As Vietnam’s ruling Communist Party gears up for its most important meeting in years, its leadership has presided over an intensified crackdown on dissent, according to rights groups, activists and data collated by Reuters. A record number of political prisoners, longer jail terms, and increased harassment of activists in recent years have contributed to the crackdown ahead of this week’s Communist Party congress, a gathering to determine national leadership and policy that takes place once every five years.

The Vietnam Committee on Human Rights (VCHR) welcomed a strong resolution adopted by the European Parliament (EP) in Brussels today (above) on the “Human Rights situation in Vietnam, in particular the case of human rights journalists Pham Chi Dung, Nguyen Tuong Thuy and Le Huu Minh Tuan”. The resolution was tabled jointly by all seven of the political groups in the 705-member body from across the whole political spectrum.

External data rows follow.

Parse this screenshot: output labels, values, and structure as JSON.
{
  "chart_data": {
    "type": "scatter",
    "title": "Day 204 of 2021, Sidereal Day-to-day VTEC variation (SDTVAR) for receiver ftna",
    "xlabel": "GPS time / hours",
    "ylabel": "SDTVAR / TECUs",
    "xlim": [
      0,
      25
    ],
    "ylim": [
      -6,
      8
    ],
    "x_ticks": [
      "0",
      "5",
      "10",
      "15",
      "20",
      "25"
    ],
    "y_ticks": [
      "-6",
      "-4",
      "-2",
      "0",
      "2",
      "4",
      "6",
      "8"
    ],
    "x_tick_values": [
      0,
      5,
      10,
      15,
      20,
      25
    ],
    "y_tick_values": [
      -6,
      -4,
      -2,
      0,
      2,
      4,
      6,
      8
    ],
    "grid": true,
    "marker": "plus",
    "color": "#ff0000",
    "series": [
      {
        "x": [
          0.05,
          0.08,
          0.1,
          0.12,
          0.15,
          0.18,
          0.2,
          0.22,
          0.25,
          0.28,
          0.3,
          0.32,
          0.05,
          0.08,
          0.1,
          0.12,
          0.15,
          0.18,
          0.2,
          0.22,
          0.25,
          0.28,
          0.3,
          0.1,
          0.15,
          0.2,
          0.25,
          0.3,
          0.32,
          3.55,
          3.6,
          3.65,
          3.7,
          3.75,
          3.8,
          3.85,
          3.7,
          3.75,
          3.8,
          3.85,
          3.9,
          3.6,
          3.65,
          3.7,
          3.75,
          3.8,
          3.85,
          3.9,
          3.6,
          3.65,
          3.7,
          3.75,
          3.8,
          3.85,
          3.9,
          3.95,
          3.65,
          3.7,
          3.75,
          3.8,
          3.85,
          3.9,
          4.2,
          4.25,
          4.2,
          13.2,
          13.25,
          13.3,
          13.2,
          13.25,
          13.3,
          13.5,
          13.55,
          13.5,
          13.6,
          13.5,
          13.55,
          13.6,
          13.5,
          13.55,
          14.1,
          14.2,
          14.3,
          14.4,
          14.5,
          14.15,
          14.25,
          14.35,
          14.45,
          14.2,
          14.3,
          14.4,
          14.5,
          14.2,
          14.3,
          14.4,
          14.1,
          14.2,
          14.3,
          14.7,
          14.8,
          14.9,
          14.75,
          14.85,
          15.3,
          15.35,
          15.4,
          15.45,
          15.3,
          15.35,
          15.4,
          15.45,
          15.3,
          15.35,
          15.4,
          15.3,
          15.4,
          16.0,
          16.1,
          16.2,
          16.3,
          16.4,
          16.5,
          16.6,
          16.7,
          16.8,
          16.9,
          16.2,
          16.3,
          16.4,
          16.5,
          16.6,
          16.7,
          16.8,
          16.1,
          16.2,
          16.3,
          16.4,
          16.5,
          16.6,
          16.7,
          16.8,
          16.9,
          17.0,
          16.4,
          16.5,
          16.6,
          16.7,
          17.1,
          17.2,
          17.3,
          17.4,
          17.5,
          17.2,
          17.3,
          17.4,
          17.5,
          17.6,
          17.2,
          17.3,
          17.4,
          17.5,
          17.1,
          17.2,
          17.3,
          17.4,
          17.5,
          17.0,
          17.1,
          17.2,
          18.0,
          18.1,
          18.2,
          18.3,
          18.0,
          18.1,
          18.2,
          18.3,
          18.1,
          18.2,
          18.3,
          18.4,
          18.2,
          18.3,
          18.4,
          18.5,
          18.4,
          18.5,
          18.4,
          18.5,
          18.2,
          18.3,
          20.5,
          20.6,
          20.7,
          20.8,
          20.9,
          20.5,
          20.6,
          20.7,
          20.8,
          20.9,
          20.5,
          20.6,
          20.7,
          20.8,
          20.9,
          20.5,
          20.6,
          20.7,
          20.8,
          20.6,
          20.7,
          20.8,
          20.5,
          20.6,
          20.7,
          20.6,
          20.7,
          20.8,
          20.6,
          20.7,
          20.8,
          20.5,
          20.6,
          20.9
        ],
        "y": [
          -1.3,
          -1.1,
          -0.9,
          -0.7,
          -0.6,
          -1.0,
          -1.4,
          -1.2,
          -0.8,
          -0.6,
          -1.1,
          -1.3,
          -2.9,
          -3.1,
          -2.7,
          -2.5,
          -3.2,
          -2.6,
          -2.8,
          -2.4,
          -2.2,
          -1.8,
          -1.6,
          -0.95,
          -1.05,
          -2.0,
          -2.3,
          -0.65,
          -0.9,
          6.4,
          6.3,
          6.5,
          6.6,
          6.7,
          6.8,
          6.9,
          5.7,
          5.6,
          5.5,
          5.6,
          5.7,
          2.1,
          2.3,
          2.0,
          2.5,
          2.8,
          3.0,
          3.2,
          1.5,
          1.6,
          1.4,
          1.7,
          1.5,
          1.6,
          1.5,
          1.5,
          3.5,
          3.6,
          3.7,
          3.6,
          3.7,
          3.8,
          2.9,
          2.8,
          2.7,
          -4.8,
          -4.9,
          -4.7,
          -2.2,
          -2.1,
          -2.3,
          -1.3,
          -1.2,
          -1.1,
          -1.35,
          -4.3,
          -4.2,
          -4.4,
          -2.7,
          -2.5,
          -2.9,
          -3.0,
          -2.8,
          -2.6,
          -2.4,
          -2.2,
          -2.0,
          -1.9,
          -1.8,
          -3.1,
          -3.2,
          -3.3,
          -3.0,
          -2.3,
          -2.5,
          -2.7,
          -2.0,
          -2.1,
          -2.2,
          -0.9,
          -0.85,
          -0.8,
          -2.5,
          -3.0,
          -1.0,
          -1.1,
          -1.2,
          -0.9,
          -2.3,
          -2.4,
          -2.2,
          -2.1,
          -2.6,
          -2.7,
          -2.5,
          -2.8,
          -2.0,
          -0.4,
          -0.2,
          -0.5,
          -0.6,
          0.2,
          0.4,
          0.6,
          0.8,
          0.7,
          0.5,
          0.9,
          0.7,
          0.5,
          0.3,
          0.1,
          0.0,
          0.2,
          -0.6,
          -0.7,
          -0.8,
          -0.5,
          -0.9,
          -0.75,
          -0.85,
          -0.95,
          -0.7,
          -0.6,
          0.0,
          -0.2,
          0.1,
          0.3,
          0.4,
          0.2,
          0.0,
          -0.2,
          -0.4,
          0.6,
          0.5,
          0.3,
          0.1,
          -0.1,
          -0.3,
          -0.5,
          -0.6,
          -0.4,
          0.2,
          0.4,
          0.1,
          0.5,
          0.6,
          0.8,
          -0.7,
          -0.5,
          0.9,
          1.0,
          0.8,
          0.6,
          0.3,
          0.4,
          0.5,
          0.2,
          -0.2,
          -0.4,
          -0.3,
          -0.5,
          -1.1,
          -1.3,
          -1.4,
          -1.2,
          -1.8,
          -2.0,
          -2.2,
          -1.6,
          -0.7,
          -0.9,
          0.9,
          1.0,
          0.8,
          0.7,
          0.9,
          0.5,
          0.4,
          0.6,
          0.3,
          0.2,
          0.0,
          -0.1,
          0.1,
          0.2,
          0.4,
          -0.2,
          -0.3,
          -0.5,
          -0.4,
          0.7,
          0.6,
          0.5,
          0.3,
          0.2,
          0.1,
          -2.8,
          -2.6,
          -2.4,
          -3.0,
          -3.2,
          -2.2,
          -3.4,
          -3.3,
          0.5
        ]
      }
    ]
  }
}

A recent crackdown is a sign of how worried the party is about popular discontent, Tuong Vu of the University of Oregon tells the Economist:

Protests are, in effect, illegal in Vietnam, yet on many occasions over the past 15 years the government has had to change course in response to public pressure…. Between 1995 and 2018 factory workers across the country organised over 6,600 strikes, according to Ben Kerkvliet of Australian National University. The government changed several laws in response to some of the workers’ demands.